Escort’s lyrics, one-dimensional caricatures of the disco life, are especially disappointing when compared to their music, which for all its references, sounds layered, assured, modern, and unconstrained by history. Take what’s maybe their best-known song, “All Through the Night”, a.k.a. “that YouTube video where the Muppets sing about freaking.” Lyrically, it’s standard do-it-all-night wish fulfillment, and apparently Balis and Cho haven’t read William Saffire’s open letter to R&B singers, “Sex Is Not a Verb”. But the song’s musical blend of Casio blips, Rick James synth shrieks, flute fills, and rapid-fire funk vocals sounds great. The instruments and voices weave contrapuntal polyrhythms that ebb and flow, creating unique musical structures.
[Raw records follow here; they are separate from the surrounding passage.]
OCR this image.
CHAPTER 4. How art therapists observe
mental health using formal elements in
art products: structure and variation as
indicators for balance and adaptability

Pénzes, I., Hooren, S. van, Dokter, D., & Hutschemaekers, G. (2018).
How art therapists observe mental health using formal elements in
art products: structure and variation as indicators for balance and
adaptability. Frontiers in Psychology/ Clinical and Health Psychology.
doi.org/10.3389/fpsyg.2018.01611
And the song does improve immensely, if you imagine Muppets singing it.
Wednesday, February 08, 2012
This Graffiti6 Album is Sort Of Worth It!
Something for everyone.
UPDATE: If you are wondering whether the Graffiti6 album is good, because maybe you saw "Free" on VH1 or something, I think I underrated it. It's a good album! Check it out.
From my PopMatters review, some lines I enjoyed writing:
“Graffiti6” sounds like the name of Prince’s new girl group, but it’s actually the British musical duo of producer TommyD and ridiculously handsome heartthrob Jamie Scott.
Like many poor saps saddled with perfect bone structure, Scott is really a folk artist in his heart of hearts—the bio says, “Upon hearing [Joni] Mitchell’s Blue at the age of seven,” blah blah blah—and this gives Graffiti6 a Serious Side that pops up every so often.
You want pedigree? TommyD produced the alltime classic “I’m Too Sexy” for Right Said Fred, and a bunch of other stuff; he’s the older, wiser, vaguely mafioso-looking brains of the operation. Scott has led his own heartfelt pop band, the Town, and you no doubt remember his song on the Step Up soundtrack. (OK, I remember it.) He’s everything in Graffiti6 that’s not the brains.
The drumless album closer “Over You” portrays that universal dream we all have of finally getting over someone, then sitting down at the keyboard and pouring out our deepest feelings as a room full of people bursts into tears. “Now I can dance”, Scott whispers.
Occasionally Scott seems not to understand the concept of metaphor, as when he sings on the title song, “I’m seeing colours, flowing through my mind”. I took an informal survey around the office, and it turns out Scott’s condition—“seeing colours in the mind”—isn’t so unusual. Even the blind guy could relate.
At some point in life, everyone recovers from a broken heart and becomes a psychedelic poet. Graffiti6 show that only the most brilliantly plumed among us can turn such terrible poetry into pretty pop tunes.